She walks the old road, its surface malleable, as dirt reclaims its path.
Once a smoothness exited, now gone, curves vanishing, the wind, indeterminant.
Her bones feel like prisms, sharp angles, poking out of moving flesh, legs move with assuredness, tenderness.
The road has soft spots, where plants, alive and dead, scar its surface
Not necessarily an easy road to walk by foot. She’s careful. Always.
Her eyes move along its lines, reading its rough syntax, needles, bark, old flowers, wet upon the edges, a dark, moist shadow frames them all.
She places her hands flat upon a remaining level surface
Organic debris, a scree of thoughts stick to her.
She looks at her hands like opening a book
Then looks at the road, she can see the imprint of her hands.
How odd they look, their silhouette, alien.
It’s been a wet August, but it hasn’t really rained, not really.
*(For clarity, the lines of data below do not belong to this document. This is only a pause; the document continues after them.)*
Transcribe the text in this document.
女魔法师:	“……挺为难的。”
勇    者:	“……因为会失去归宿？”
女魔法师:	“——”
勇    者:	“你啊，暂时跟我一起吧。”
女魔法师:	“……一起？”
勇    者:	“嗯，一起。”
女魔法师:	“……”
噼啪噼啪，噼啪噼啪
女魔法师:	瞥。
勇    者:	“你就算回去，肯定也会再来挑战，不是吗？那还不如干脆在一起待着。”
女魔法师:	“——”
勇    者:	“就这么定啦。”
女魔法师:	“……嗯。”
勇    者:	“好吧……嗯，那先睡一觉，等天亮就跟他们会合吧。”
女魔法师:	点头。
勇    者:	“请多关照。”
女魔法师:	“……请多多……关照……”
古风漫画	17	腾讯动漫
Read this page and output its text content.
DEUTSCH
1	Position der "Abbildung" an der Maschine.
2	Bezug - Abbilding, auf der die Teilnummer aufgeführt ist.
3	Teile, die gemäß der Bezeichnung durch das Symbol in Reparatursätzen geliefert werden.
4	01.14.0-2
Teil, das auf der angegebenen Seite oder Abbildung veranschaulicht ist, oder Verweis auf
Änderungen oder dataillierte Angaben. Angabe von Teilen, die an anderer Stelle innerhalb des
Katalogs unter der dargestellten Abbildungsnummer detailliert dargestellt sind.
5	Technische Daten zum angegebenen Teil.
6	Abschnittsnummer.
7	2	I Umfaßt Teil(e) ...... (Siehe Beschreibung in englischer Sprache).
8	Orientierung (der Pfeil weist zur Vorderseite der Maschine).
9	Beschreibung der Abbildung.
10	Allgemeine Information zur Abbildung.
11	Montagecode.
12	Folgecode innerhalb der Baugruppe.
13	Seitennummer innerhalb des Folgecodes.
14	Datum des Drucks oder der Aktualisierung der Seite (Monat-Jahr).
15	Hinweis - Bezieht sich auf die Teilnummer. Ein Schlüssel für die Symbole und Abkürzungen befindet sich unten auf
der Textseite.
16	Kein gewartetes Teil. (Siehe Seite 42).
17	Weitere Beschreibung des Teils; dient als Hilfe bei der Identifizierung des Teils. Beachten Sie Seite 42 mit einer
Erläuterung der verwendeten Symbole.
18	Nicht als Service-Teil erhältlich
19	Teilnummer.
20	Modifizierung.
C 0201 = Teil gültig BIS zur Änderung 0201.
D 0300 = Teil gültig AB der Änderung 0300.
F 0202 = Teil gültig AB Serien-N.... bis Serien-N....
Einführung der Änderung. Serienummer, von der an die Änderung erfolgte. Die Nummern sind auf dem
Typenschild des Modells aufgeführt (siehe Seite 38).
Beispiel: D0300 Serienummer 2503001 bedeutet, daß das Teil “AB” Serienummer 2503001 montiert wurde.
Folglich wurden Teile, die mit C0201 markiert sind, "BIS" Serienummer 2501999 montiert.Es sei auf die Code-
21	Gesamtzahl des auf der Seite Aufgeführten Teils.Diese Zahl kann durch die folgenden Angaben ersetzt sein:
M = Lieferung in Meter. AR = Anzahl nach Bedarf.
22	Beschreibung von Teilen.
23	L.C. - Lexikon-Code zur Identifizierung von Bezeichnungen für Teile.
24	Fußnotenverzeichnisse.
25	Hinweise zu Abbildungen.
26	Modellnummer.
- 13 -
The fireman walks down to the dock, where the fisherman adjusts his line every few minutes. I see the fireman asking the fisherman questions. The fireman seems concerned, looking towards me as he talks.
You see, I’ve been taking photos of the firehouse, the river, the station’s flag, the freeway, a freeway bridge nestled right above the firehouse. I understand the fireman’s concern.
Also, I’ve been taking photos of the fisherman.
When I was taking pictures of him, I tell the fisherman, “I do art.” Just in case I use his image. He is cool about the whole thing. Maybe it’s fishing. Helps him. Calms things.
Fishing: The act, occupation, or diversion of catching fish.
I know nothing about fishing. Well, maybe a little. I mean I had a fishing pole as a kid, lead weights, salmon eggs in a jar, a few hooks, a green spool of line, plastic bobbers, red and white. I think I caught a carp once.
No one ever wondered what I was doing or for what reason I was doing it. Back then, I mean, when I was fishing.
The river is high for winter, but it’s still the water I know, its muddy banks, dirty shore, lucid waves. Swollen, I can’t follow it to the lighthouse. I cut through brambles, to the trail, stepping on spongy flora forming a false carpet, made of branches, dried leaves, and grasses, hiding the ground, hiding everything. Curling around fallen trees, the carpet creates deep catacombs. I don’t know why, I’m searching for the dead, that kid that went missing, that woman who hasn’t been heard from in years, bones, fingers, humanity. All colors of the years here have melted into a gray mass. Anyone could be lost here, everyone is, perhaps, lost here, in plain sight. Every now and then I see the ground. I hear the river, its slow pace.
I know why some jump into the river, inside the hidden current, upstream, from the city
To become lost, to lose themselves, to become gray like old flora, that’s the last place to hide.
There are freshwater clam shells strewn along the river’s shore, eaten by birds. Clams filter everything, then so must the birds. And it’s me, filtering…through the gray. There’s not really a way to get lost here, only a way to become hidden. The river’s been higher, flooded the brambles, the soft carpet and all things that have fallen for countless seasons. I stop my search, though I know someone is lost… somewhere… in here. If only I could lift the carpet, look underneath. Afterwards, I would place it back down, exactly how I found it. The trail is the shortest way, always on solid ground, a few feet higher than the river, a little muddy.
I reach the lighthouse.
(Image: Mt. St. Helens from the Columbia River)
Remnants of the past…embedded.
Curled inside chalky lava flows
Stuck to a shape…ripples in stone.
Only elements change its appearance.
I and everything wait for the rain.
The parched flowers and grasses
Fragile skin, stalks, browns and beiges.
Bloomed full, so easily, last spring.
The bridge is out, lower in the canyon
Where the Klickitat heads for Mt. Adams.
Along the dryness, scattered tree limbs
So light, they remind me of bones.
Whitened and greyed by summer
I imagine them becoming a form
A collage of life, blood, and image
Uneven substance, knees, elbows, heart
I feel a sprinkle. It passes quickly.
Once, I believed your hands were so soft
I thought they were made of petals.
Now, I know that I was right.
For, I’m the one who made you.
Forced to walk close to the highway
I pass a row of old houses
Where the highway bends between bluffs
Carrying an assortment of sticks, limbs, knots
The dogs bark at everyone.
Summer plays with you in the forest, running mad in a meadow, hide and seek with a creek, foot race with a river. There are times when you’ll lose the summer’s sun, under deciduous and evergreens. But you will turn a corner, run into a bunch of arguing flowers who point the way back to a blaze of daylight or a ray of heat, the sun laughing its way through the canopy.
Summer places the forest in a still quietude, no rain tapping upon fallen flora, no snow who corners all sound and makes it its own. In this solitude, your memories lie the shade. All you believe and don’t want to believe surrounds you. You will turn a corner, look at the flowers. And they are always, pointing.